According to the Centers for Disease Control and Prevention (CDC), noroviruses are a group of related viruses. Infection with these viruses affects the stomach and intestines and causes an illness called gastroenteritis. Noroviruses are the most common cause of gastroenteritis in the United States.

Noroviruses spread easily, causing more than 20 million cases of acute gastroenteritis cases year. One in every 15 Americans will get norovirus illness each year. An average of 100 cases is reported each year in New Jersey, according to the state Department of Health and Senior Services.

“The norovirus can really cause havoc because of how easily it spreads.

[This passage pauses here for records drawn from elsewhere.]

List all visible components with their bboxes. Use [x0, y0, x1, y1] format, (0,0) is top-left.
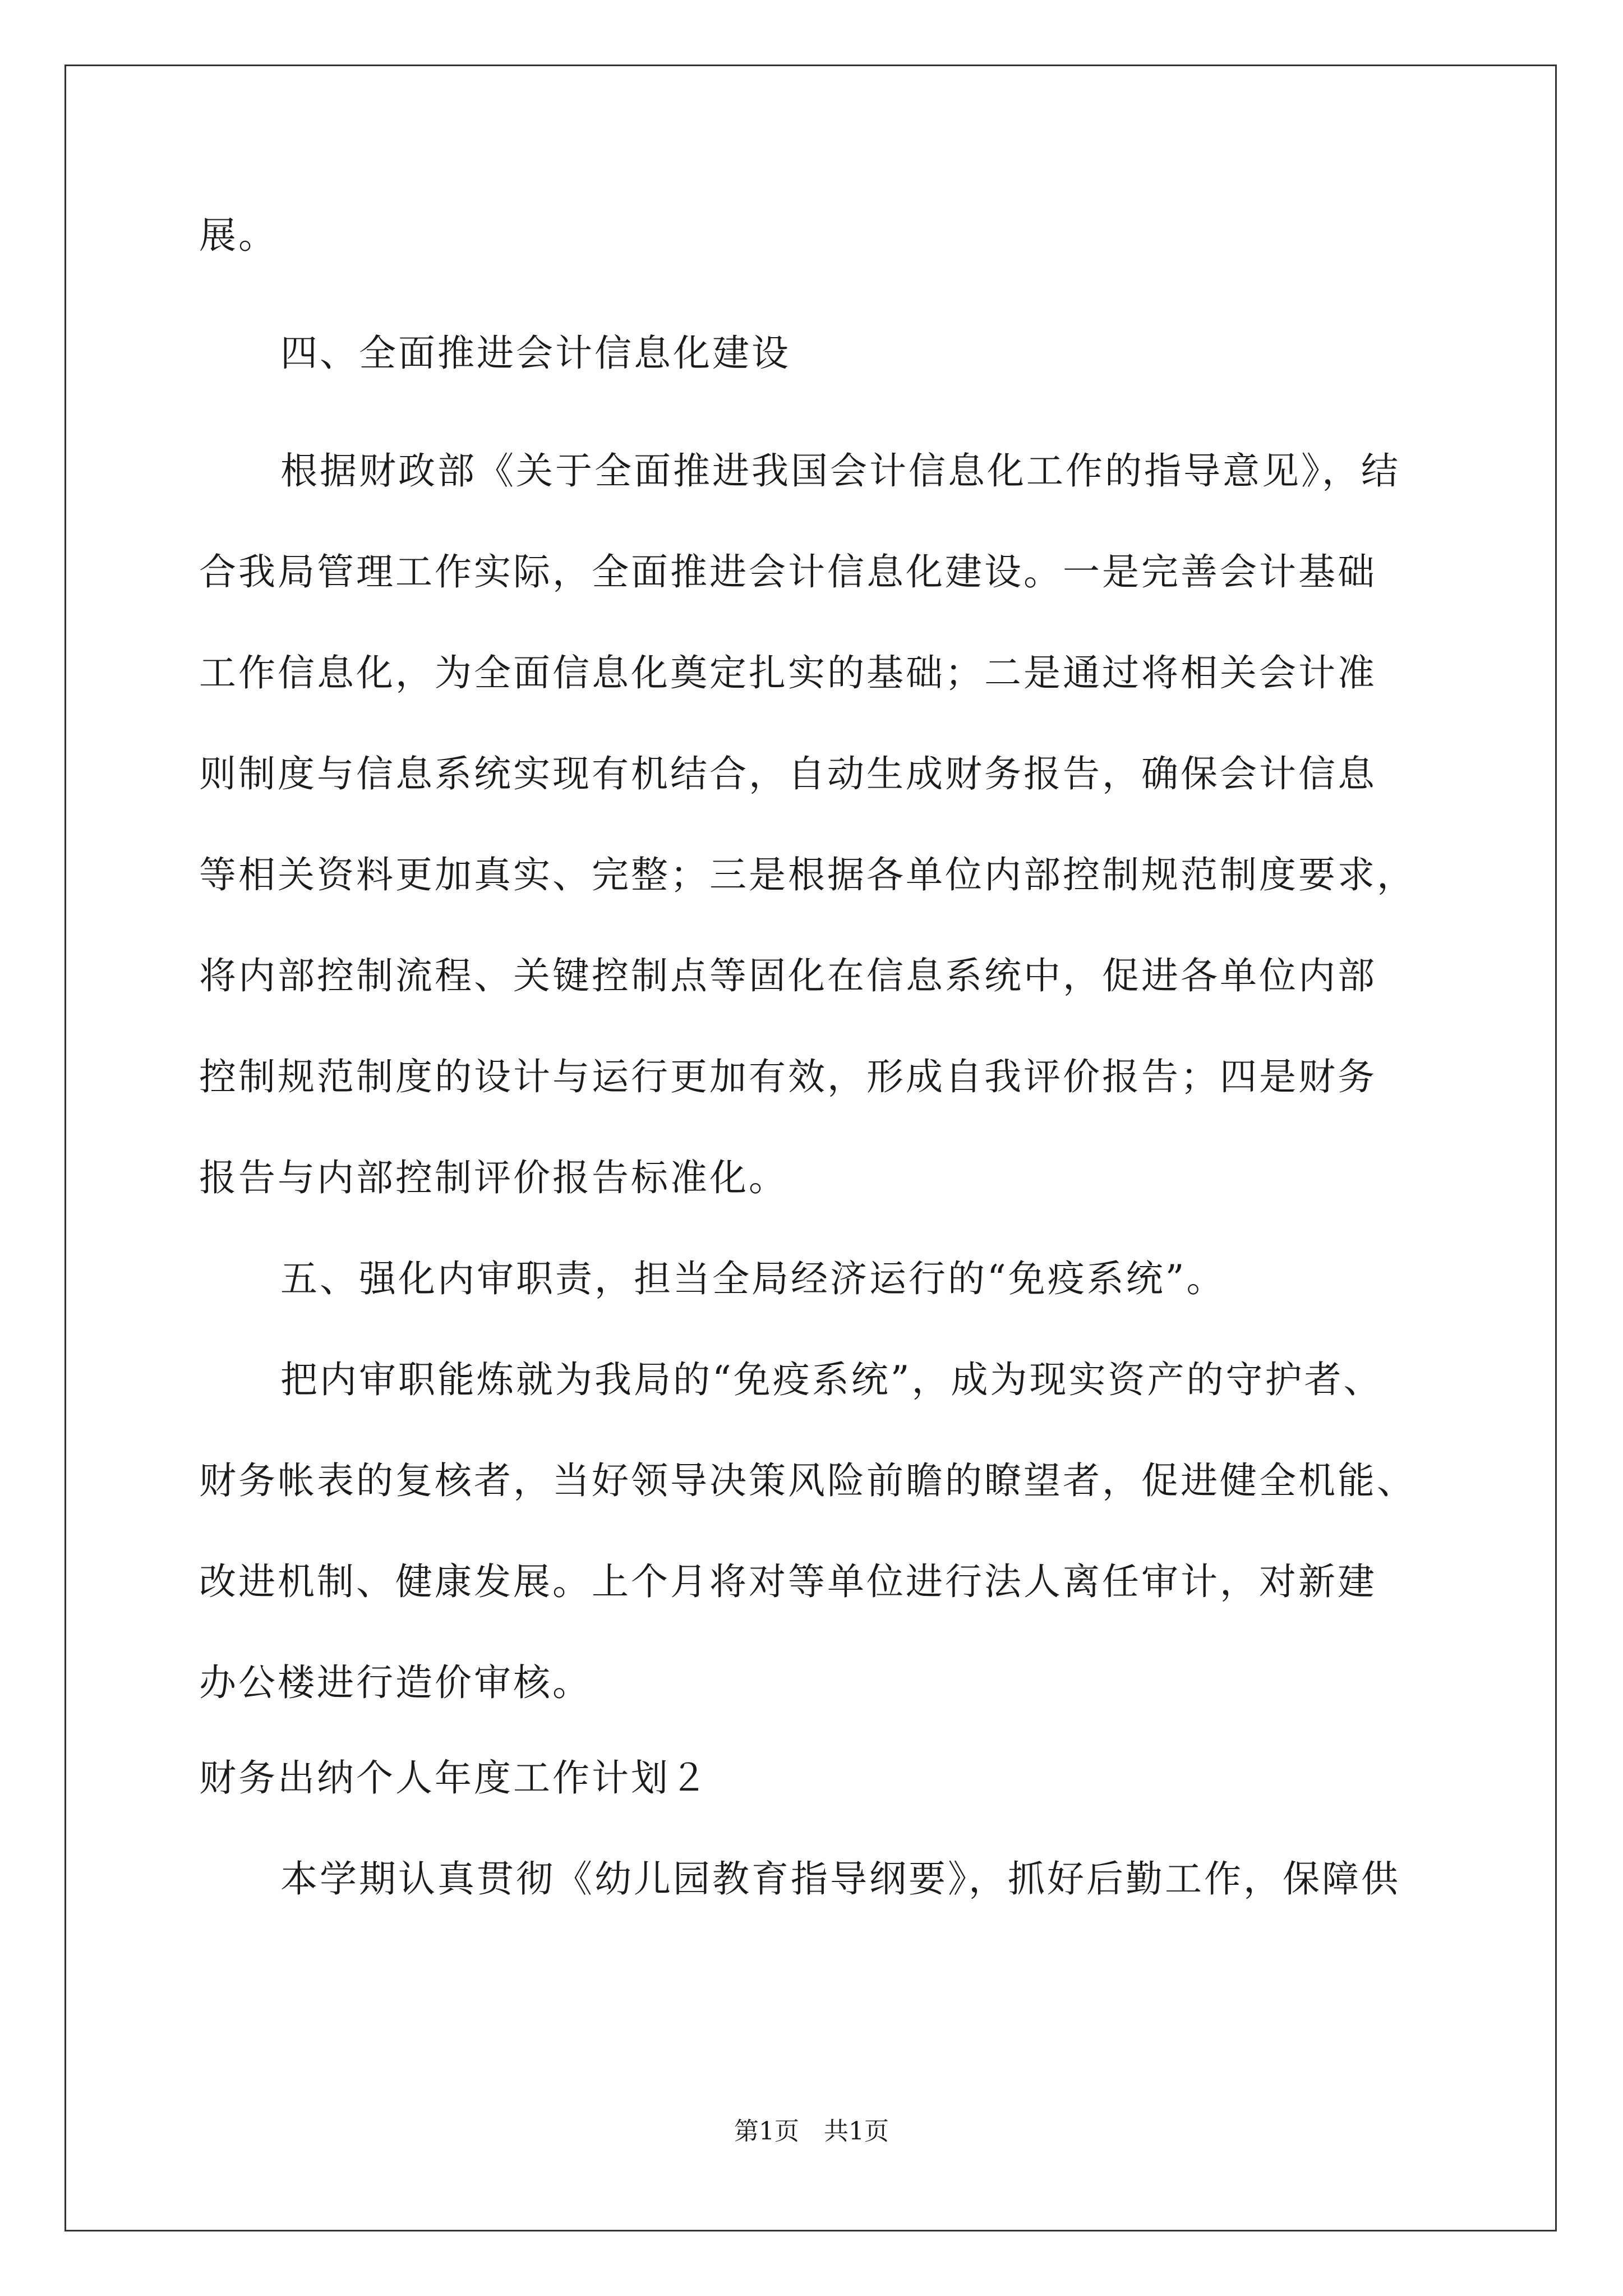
text-line: 则制度与信息系统实现有机结合，自动生成财务报告，确保会计信息 [199, 752, 1377, 795]
text-line: 办公楼进行造价审核。 [199, 1661, 592, 1704]
text-line: 改进机制、健康发展。上个月将对等单位进行法人离任审计，对新建 [199, 1560, 1377, 1603]
section-heading-5: 五、强化内审职责，担当全局经济运行的“免疫系统”。 [280, 1257, 1226, 1300]
text-line: 展。 [199, 214, 278, 257]
page-frame [64, 65, 1557, 2231]
text-line: 控制规范制度的设计与运行更加有效，形成自我评价报告；四是财务 [199, 1055, 1377, 1098]
text-line: 等相关资料更加真实、完整；三是根据各单位内部控制规范制度要求， [199, 853, 1416, 896]
text-line: 财务帐表的复核者，当好领导决策风险前瞻的瞭望者，促进健全机能、 [199, 1459, 1416, 1502]
page-number-footer: 第1页 共1页 [734, 2117, 889, 2146]
section-heading-4: 四、全面推进会计信息化建设 [280, 332, 791, 375]
text-line: 本学期认真贯彻《幼儿园教育指导纲要》，抓好后勤工作，保障供 [280, 1857, 1400, 1901]
text-line: 根据财政部《关于全面推进我国会计信息化工作的指导意见》，结 [280, 449, 1400, 493]
text-line: 将内部控制流程、关键控制点等固化在信息系统中，促进各单位内部 [199, 954, 1377, 997]
text-line: 工作信息化，为全面信息化奠定扎实的基础；二是通过将相关会计准 [199, 651, 1377, 694]
text-line: 合我局管理工作实际，全面推进会计信息化建设。一是完善会计基础 [199, 550, 1377, 593]
text-line: 把内审职能炼就为我局的“免疫系统”，成为现实资产的守护者、 [280, 1358, 1383, 1401]
text-line: 报告与内部控制评价报告标准化。 [199, 1156, 788, 1199]
document-title: 财务出纳个人年度工作计划２ [199, 1756, 709, 1800]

In one case, a hospital had to shut down and entire unit after patients and employees became ill from the virus. It’s imperative that we are able to recognize the symptoms so we can protect ourselves and our families,” said Riley.

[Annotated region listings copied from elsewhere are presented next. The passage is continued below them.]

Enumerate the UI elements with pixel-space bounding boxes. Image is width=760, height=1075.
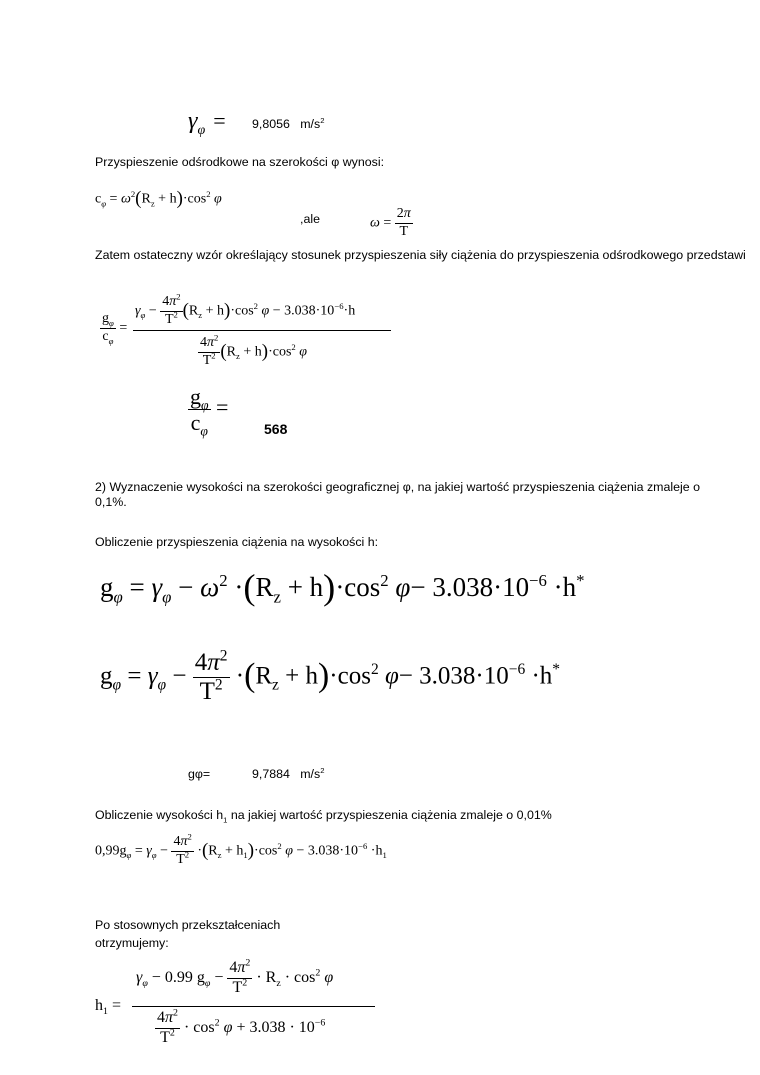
ratio-denominator: $\frac{4\pi^2}{T^2}$ $(R_z + h)\cdot\cos^2$ φ — [200, 332, 307, 368]
h1-lhs: $h_1$ = — [95, 997, 121, 1018]
paragraph-obliczenie-h1: Obliczenie wysokości $h_1$ na jakiej wartość przyspieszenia ciążenia zmaleje o 0,01% — [95, 808, 552, 825]
ratio-main-fraction-bar — [133, 330, 391, 331]
h1-numerator: $\gamma_\varphi - 0.99$ $g_\varphi$ − $\frac{4\pi^2}{T^2}$ · $R_z \cdot \cos^2 \varphi$ — [136, 957, 334, 996]
gravity-height-equation-1: $g_\varphi = \gamma_\varphi - \omega^2 \cdot(R_z + h)\cdot\cos^2$ $\varphi- 3.038\cdot 10^{-6} \cdot h^*$ — [100, 567, 585, 607]
h1-fraction-bar — [132, 1006, 375, 1007]
paragraph-wyznaczenie: 2) Wyznaczenie wysokości na szerokości geograficznej φ, na jakiej wartość przyspieszenia ciążenia zmaleje o 0,1%. — [95, 480, 701, 509]
g-value-label: gφ= — [188, 767, 211, 781]
ratio-lhs: $\frac{g_\varphi}{c_\varphi}$ = — [102, 311, 128, 346]
paragraph-po-stosownych-1: Po stosownych przekształceniach — [95, 918, 281, 932]
gamma-value: 9,8056 $m/s^2$ — [252, 115, 325, 131]
gamma-equation: γφ = — [188, 108, 226, 138]
paragraph-po-stosownych-2: otrzymujemy: — [95, 936, 169, 950]
gravity-height-equation-2: $g_\varphi = \gamma_\varphi$ − $\frac{4\pi^2}{T^2}$ $\cdot(R_z + h)\cdot\cos^2$ $\varphi- 3.038\cdot 10^{-6} \cdot h^*$ — [100, 647, 561, 706]
label-ale: ,ale — [300, 212, 320, 226]
omega-equation: ω = $\frac{2\pi}{T}$ — [370, 206, 411, 239]
paragraph-zatem: Zatem ostateczny wzór określający stosunek przyspieszenia siły ciążenia do przyspieszenia odśrodkowego przedstawi — [95, 248, 746, 262]
h1-denominator: $\frac{4\pi^2}{T^2}$ · $\cos^2 \varphi + 3.038 \cdot 10^{-6}$ — [157, 1007, 326, 1046]
ratio-result-equation: $\frac{g_\varphi}{c_\varphi}$ = — [190, 384, 229, 439]
centrifugal-equation: $c_\varphi = \omega^2(R_z + h)\cdot\cos^2$ φ — [95, 188, 222, 209]
paragraph-odsrodkowe: Przyspieszenie odśrodkowe na szerokości φ wynosi: — [95, 155, 385, 169]
g-value: 9,7884 $m/s^2$ — [252, 765, 325, 781]
ratio-numerator: $\gamma_\varphi$ − $\frac{4\pi^2}{T^2}$ $(R_z + h)\cdot\cos^2$ $\varphi - 3.038\cdot 10^{-6}\cdot h$ — [135, 291, 356, 327]
h1-condition-equation: $0,99g_\varphi = \gamma_\varphi$ − $\frac{4\pi^2}{T^2}$ $\cdot(R_z + h_1)\cdot\cos^2$ $\varphi - 3.038\cdot 10^{-6} \cdot h_1$ — [95, 831, 387, 867]
paragraph-obliczenie: Obliczenie przyspieszenia ciążenia na wysokości h: — [95, 535, 379, 549]
ratio-result-value: 568 — [264, 421, 288, 437]
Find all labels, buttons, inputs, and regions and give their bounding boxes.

Noroviruses spread from person to person, through contaminated food or water, and by touching contaminated surfaces. Symptoms usually include diarrhea, vomiting, nausea and stomach cramping. Other, less common symptoms may include low-grade fever, chills, headache, muscle aches and a general sense of fatigue. Norovirus illness is usually not serious. Most people get better in one to two days. However, it can be serious in young children, the elderly and people with other health conditions. In more severe cases, it can lead to severe dehydration, hospitalization and even death.

There is no vaccine to prevent norovirus infection nor is there a drug to treat people who get sick from the virus. Antibiotics do not help because they fight against bacteria, not viruses.

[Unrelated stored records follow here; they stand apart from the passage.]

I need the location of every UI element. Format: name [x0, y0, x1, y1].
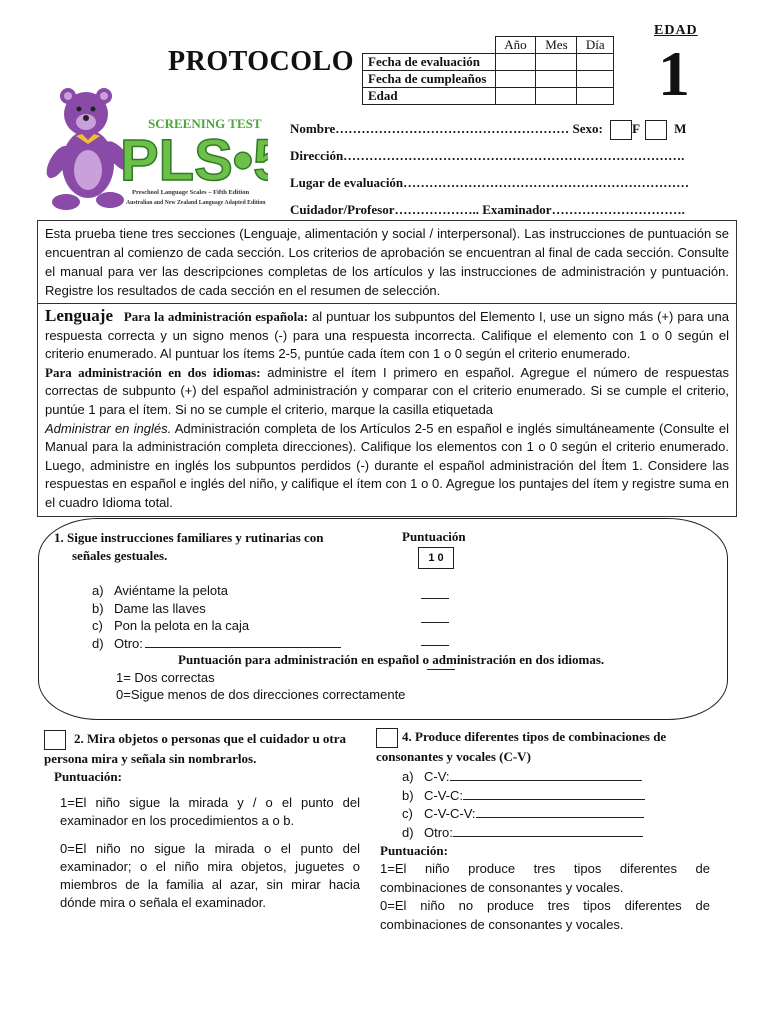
bilingual-admin-label: Para administración en dos idiomas:: [45, 364, 261, 380]
logo-sub1: Preschool Language Scales – Fifth Edition: [132, 189, 250, 196]
option-text: C-V-C-V:: [424, 806, 476, 822]
nombre-label: Nombre……………………………………………… Sexo:: [290, 120, 603, 136]
item2-crit0: 0=El niño no sigue la mirada o el punto del examinador; o el niño mira objetos, juguetes o miembros de la familia al azar, sin mirar hacia dónde mira o señala el examinador.: [60, 841, 360, 911]
option-letter: c): [402, 806, 413, 822]
item1-option-c: [92, 617, 341, 635]
col-month: Mes: [536, 37, 577, 54]
item4-title-wrap: [376, 728, 710, 766]
item4-crit1: 1=El niño produce tres tipos diferentes de combinaciones de consonantes y vocales.: [380, 861, 710, 895]
cell-input[interactable]: [495, 88, 536, 105]
cell-input[interactable]: [495, 54, 536, 71]
item1-title: [54, 529, 394, 565]
item4-option-a: [402, 768, 710, 787]
cell-input[interactable]: [577, 54, 614, 71]
cell-input[interactable]: [536, 54, 577, 71]
sex-f-checkbox[interactable]: [610, 120, 632, 140]
sex-m-checkbox[interactable]: [645, 120, 667, 140]
edad-number: 1: [658, 38, 690, 109]
item1-option-b: [92, 600, 341, 618]
row-edad: Edad: [363, 88, 496, 105]
item1-options: [92, 582, 341, 652]
item4-option-b: [402, 787, 710, 806]
item4-input-c[interactable]: [476, 817, 644, 818]
cell-input[interactable]: [495, 71, 536, 88]
option-letter: d): [92, 635, 104, 651]
option-text: Otro:: [114, 635, 143, 651]
cell-input[interactable]: [577, 71, 614, 88]
item2-title-wrap: [44, 730, 360, 768]
spanish-admin-label: Para la administración española:: [123, 309, 309, 324]
item1-blank-a[interactable]: [421, 582, 449, 599]
item4-option-d: [402, 824, 710, 843]
item4-checkbox[interactable]: [376, 728, 398, 748]
item4-input-d[interactable]: [453, 836, 643, 837]
option-letter: d): [402, 824, 414, 840]
logo-sub2: Australian and New Zealand Language Adapted Edition: [126, 200, 266, 206]
option-text: Dame las llaves: [114, 600, 206, 616]
logo-screening-text: SCREENING TEST: [148, 116, 262, 131]
row-fecha-evaluacion: Fecha de evaluación: [363, 54, 496, 71]
item1-blank-c[interactable]: [421, 629, 449, 646]
dates-table: [362, 36, 614, 105]
item1-criterion-1: 1= Dos correctas: [116, 670, 215, 685]
item4-input-a[interactable]: [450, 780, 642, 781]
item1-scoring-heading: Puntuación para administración en español o administración en dos idiomas.: [178, 652, 605, 667]
page-title: PROTOCOLO: [168, 46, 355, 77]
item1-blank-b[interactable]: [421, 606, 449, 623]
option-letter: b): [92, 600, 104, 616]
item2-section: [44, 730, 360, 912]
sex-f-label: F: [632, 120, 640, 136]
intro-box: [37, 220, 737, 304]
option-text: Pon la pelota en la caja: [114, 618, 250, 633]
english-admin-label: Administrar en inglés.: [45, 420, 172, 436]
row-fecha-cumpleanos: Fecha de cumpleaños: [363, 71, 496, 88]
item1-option-a: [92, 582, 341, 600]
col-year: Año: [495, 37, 536, 54]
item4-input-b[interactable]: [463, 799, 645, 800]
lugar-field[interactable]: Lugar de evaluación…………………………………………………………: [290, 175, 690, 190]
item4-option-c: [402, 805, 710, 824]
option-text: Aviéntame la pelota: [114, 583, 228, 598]
item1-title-line2: señales gestuales.: [72, 548, 168, 563]
logo-main-text: PLS•: [120, 128, 254, 193]
nombre-field[interactable]: [290, 120, 686, 140]
cell-input[interactable]: [536, 88, 577, 105]
pls5-logo: [36, 84, 268, 216]
cell-input[interactable]: [577, 88, 614, 105]
item1-other-input[interactable]: [145, 647, 341, 648]
english-admin-text: Administración completa de los Artículos 2-5 en español e inglés simultáneamente (Consulte el Manual para la administración completa direcciones). Califique los elementos con 1 o 0 según el criterio enumerado. Luego, administre en inglés los subpuntos perdidos (-) durante el español administración del Ítem 1. Considere las respuestas en español e inglés del niño, y califique el ítem con 1 o 0. Agregue los puntajes del ítem y registre suma en el cuadro Idioma total.: [45, 420, 729, 510]
item4-options: [402, 768, 710, 842]
spanish-admin-text: al puntuar los subpuntos del Elemento I, use un signo más (+) para una respuesta correcta y un signo menos (-) para una respuesta incorrecta. Califique el elemento con 1 o 0 según el criterio enumerado. Al puntuar los ítems 2-5, puntúe cada ítem con 1 o 0 según el criterio enumerado.: [45, 309, 729, 362]
edad-label: EDAD: [654, 23, 698, 38]
item2-score-label: Puntuación:: [54, 769, 122, 785]
sex-m-label: M: [674, 120, 687, 136]
option-text: C-V-C:: [424, 787, 463, 803]
bear-mascot-icon: [36, 84, 268, 216]
item1-score-box[interactable]: 1 0: [418, 547, 454, 569]
cuidador-field[interactable]: Cuidador/Profesor……………….. Examinador………………………….: [290, 202, 685, 217]
item4-title: 4. Produce diferentes tipos de combinaciones de consonantes y vocales (C-V): [376, 729, 667, 765]
item2-crit1: 1=El niño sigue la mirada y / o el punto del examinador en los procedimientos a o b.: [60, 795, 360, 829]
lenguaje-box: [37, 303, 737, 517]
item4-score-label: Puntuación:: [380, 843, 448, 859]
item1-title-line1: 1. Sigue instrucciones familiares y rutinarias con: [54, 530, 324, 545]
direccion-field[interactable]: Dirección…………………………………………………………………….: [290, 148, 685, 163]
bilingual-admin-text: administre el ítem I primero en español. Agregue el número de respuestas correctas de subpunto (+) del español administración y comparar con el criterio enumerado. Si se cumple el criterio, puntúe 1 para el ítem. Si no se cumple el criterio, marque la casilla etiquetada: [45, 364, 729, 417]
cell-input[interactable]: [536, 71, 577, 88]
item2-title: 2. Mira objetos o personas que el cuidador u otra persona mira y señala sin nombrarlos.: [44, 731, 347, 767]
item2-checkbox[interactable]: [44, 730, 66, 750]
intro-text: Esta prueba tiene tres secciones (Lenguaje, alimentación y social / interpersonal). Las instrucciones de puntuación se encuentran al comienzo de cada sección. Los criterios de aprobación se encuentran al final de cada sección. Consulte el manual para ver las descripciones completas de los artículos y las instrucciones de administración y puntuación. Registre los resultados de cada sección en el resumen de selección.: [45, 226, 729, 298]
item1-option-d: [92, 635, 341, 653]
col-day: Día: [577, 37, 614, 54]
option-letter: a): [402, 769, 414, 785]
option-text: C-V:: [424, 769, 450, 785]
item1-criteria: [116, 669, 405, 703]
item4-section: [376, 728, 710, 934]
item1-criterion-0: 0=Sigue menos de dos direcciones correctamente: [116, 687, 406, 702]
item1-score-label: Puntuación: [402, 529, 466, 544]
option-letter: a): [92, 583, 104, 598]
item4-crit0: 0=El niño no produce tres tipos diferentes de combinaciones de consonantes y vocales.: [380, 898, 710, 932]
lenguaje-heading: Lenguaje: [45, 306, 113, 325]
option-letter: b): [402, 787, 414, 803]
option-text: Otro:: [424, 824, 453, 840]
option-letter: c): [92, 618, 103, 633]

The following are simple tips to help reduce the chances of getting norovirus or spreading it:

  • Practice proper hand hygiene. Wash your hands carefully with soap and water, especially after using the toilet and changing diapers and always before eating or preparing food. Alcohol-based hand sanitizers may be helpful addition, but should not substitute washing with soap and water.
  • Carefully wash fruits and vegetables, and cook oysters and other shellfish thoroughly before eating them.
  • Do not prepare food while infected and for three days after recovering from the illness.
  • Clean and disinfect contaminated surfaces with a bleach-based household cleaner as directed on the product label, or a solution made by adding 5-25 tablespoons of household bleach to one gallon of water.
  • Immediately remove and wash clothing or linens that may be contaminated with vomit or fecal matter. Handle soiled items carefully to avoid spreading the virus. They should be washed with detergent at the maximum available cycle length and then machine dried.

“The silver lining is that reducing your risk of becoming infected is as simple as washing your hands often,” said Riley. “Practicing good hygiene is important not only for your personal appearance, but your health.”